Em 2001, o empresário Fábio Bueno Netto concebeu a ideia de vender livros a preços acessíveis através de máquinas similares às de refrigerantes e salgadinhos. O objetivo era instalar esses equipamentos em locais de grande fluxo de pessoas, comercializando obras que já não estivessem protegidas por direitos autorais. Depois de uma negociação de dois anos com o Metrô, a primeira máquina foi instalada na estação São Joaquim, em março de 2003.

Até 2019, o Metrô contava com essas máquinas dentro de algumas estações. Por meio de nota publicada no Facebook2 2 Disponível em: https://www.facebook.com/maquinadelivros/. Acesso em: 08 ago. 2019. , a empresa informou que encerrou as operações no Metrô por decisão deste. É possível encontrar aparelhos inoperantes nas estações.

Algumas máquinas seguiam o modelo de “Pague quanto acha que vale”, com pagamento mínimo de R$ 2,00, porque o equipamento só tinha entrada de cédulas. Era possível encontrar livros de diversos gêneros: ficção, gastronomia, filosofia, negócios, humor, religião, dentre outros.

Instituto Brasil Leitor (IBL): Embarque na Leitura (2004-2012)

O Embarque na Leitura era um projeto do Instituto Brasil Leitor (IBL) patrocinado pela AES Eletropaulo e empresas do Grupo Usiminas. Consistia na instalação de bibliotecas dentro das estações do Metrô, a fim de facilitar o acesso e empréstimo gratuito de livros. A primeira biblioteca foi inaugurada na estação Paraíso, da Linha 2-Verde, em 2004.

O acervo contava com best-sellers, literatura brasileira, autoajuda, infantojuvenil, romance, filosofia, religião, ciências sociais, linguística, artes, história e livros em braile. O projeto tinha procedimento simples de cadastro e chegou a ter mais de vinte mil associados. A bibliotecária era responsável por procurar os exemplares nas estantes e efetuar os empréstimos - que duravam dez dias, com possibilidade de renovação -, enquanto os passageiros aguardavam do lado de fora. Além do empréstimo de livros, o Embarque na Leitura realizava eventos ligados à literatura, como contação de história, bate-papos e tarde de autógrafos.

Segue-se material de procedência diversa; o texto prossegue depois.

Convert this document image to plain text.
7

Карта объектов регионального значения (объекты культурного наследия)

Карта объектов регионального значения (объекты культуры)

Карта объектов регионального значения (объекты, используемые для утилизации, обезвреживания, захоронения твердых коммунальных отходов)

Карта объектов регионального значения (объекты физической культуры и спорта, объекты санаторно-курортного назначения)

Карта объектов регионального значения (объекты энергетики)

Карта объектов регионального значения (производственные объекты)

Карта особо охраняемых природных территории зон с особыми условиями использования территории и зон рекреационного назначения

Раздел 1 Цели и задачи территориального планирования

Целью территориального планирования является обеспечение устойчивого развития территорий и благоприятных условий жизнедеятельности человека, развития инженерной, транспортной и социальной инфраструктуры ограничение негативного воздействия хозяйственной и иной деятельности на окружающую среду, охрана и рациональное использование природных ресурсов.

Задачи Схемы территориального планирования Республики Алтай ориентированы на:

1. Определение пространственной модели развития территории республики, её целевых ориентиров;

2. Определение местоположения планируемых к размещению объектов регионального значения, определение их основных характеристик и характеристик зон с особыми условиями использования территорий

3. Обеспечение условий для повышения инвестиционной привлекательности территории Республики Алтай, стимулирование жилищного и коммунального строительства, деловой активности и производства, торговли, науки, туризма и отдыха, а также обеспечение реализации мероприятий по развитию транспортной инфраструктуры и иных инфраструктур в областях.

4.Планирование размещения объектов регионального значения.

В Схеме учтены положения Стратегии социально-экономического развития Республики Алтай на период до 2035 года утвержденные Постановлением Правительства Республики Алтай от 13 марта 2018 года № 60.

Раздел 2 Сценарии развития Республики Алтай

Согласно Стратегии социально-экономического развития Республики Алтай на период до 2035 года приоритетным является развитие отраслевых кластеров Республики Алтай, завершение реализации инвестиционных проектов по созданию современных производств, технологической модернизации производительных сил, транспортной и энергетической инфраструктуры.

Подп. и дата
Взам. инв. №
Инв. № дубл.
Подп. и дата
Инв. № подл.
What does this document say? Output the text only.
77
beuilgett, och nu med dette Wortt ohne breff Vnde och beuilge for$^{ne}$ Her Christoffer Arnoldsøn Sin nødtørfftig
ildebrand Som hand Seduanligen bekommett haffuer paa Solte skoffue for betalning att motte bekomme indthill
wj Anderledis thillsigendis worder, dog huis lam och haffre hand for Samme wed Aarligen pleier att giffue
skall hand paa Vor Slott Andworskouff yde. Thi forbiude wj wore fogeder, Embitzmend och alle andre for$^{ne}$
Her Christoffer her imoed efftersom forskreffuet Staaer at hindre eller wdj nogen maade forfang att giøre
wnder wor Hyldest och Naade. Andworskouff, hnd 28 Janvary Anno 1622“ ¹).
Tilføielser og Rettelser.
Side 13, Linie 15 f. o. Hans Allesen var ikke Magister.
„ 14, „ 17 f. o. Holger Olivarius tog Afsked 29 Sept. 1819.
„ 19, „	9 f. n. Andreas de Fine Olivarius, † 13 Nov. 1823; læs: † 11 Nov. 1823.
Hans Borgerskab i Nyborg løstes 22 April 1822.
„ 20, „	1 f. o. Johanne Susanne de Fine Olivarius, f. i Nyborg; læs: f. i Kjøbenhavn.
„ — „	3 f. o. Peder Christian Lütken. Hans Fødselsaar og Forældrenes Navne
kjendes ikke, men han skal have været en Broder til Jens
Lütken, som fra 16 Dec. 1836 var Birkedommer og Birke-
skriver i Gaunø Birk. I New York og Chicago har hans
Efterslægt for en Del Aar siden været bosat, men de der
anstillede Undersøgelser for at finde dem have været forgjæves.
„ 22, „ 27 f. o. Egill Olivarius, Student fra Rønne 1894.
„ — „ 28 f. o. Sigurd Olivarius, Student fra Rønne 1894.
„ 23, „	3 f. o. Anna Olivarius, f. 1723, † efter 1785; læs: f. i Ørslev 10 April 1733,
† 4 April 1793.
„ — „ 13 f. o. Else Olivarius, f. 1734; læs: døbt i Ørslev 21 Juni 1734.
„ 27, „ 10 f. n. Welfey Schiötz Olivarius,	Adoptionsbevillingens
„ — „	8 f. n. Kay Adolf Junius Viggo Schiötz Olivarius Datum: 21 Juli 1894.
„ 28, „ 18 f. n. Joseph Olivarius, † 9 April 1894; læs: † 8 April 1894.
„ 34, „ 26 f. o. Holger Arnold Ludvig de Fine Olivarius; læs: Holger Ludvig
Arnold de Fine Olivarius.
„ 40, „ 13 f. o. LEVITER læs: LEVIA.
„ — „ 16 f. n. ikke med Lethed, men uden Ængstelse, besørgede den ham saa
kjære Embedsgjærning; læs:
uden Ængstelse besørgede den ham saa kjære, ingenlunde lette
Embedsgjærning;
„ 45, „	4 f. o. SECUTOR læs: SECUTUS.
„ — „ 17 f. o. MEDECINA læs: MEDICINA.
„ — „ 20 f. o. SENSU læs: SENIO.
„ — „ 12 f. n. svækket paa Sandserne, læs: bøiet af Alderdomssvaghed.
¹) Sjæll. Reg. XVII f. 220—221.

O projeto chegou a instalar cinco bibliotecas, nas seguintes estações: Paraíso (Linha 1-Azul e Linha 2-Verde), Santa Cecília e Tatuapé (Linha 3-Vermelha), Brás (Companhia Paulista de Trens Metropolitanos - CPTM) e Sacomã (de ônibus). O fim do projeto ocorreu em 2012, por falta de financiamento.

Indústria Brasileira de Árvores (Ibá): Circule um Livro (2022-2023)

A iniciativa Circule um Livro foi idealizada pela Indústria Brasileira de Árvores (Ibá) e realizada em parceria com o Metrô. Durante os dias 9 de maio e 8 de junho de 2022, foram posicionadas estantes em seis estações da rede: Chácara Klabin, Trianon-Masp e Consolação, na Linha 2-Verde; Palmeiras-Barra Funda e Sé, na Linha 3-Vermelha; e Vila Prudente, na Linha 15-Prata. Cada estante foi preenchida com livros e folhetos explicando o projeto. O presidente da Ibá, Paulo Hartung, afirma em vídeo de divulgação que a proposta visa o incentivo à leitura e à economia circular - por sugerir que os passageiros alimentem as estantes com livros a serem trocados. No mesmo material, o diretor de operações do Metrô afirma que “é uma parceria onde o nosso passageiro não paga nada. Ele retira o livro daqui, lê em casa, devolve e retira outro livro. Ou seja, ele consegue fazer com que o livro circule”.

Grupo Projetos de Leitura: Viajando na Leitura (2006-Atual)

O Grupo Projetos de Leitura foi fundado em 1998 por Laé de Souza, escritor e produtor cultural. A partir de uma parceria com as concessionárias ViaQuatro e ViaMobilidade para eventos de incentivo à leitura, o Grupo fez a primeira edição do projeto Viajando na Leitura em 2006, no Metrô, na estação do Largo Treze da Linha 5-Lilás.

Com distribuição gratuita de livros, o objetivo do projeto é incentivar a leitura e a circulação dos livros entre ledores. Conforme explicado na primeira página dos títulos utilizados na ação, a proposta é que, após a leitura, o ledor deixe o livro em outro local público de trânsito, como ônibus, metrô, táxis e aeroportos, para que outras pessoas o encontrem. A capa das obras também possui um adesivo com o convite: “Leia-me e me esqueça por aí”. Segundo o coordenador do Grupo, os títulos disponibilizados costumam conter crônicas curtas, a fim de serem lidas de maneira rápida e pontual; e os livros infantis também prezam por breves histórias com ilustrações. Em São Paulo, o projeto já aconteceu na CPTM, no Metrô, na Viação Cometa e nos ônibus de Guarulhos.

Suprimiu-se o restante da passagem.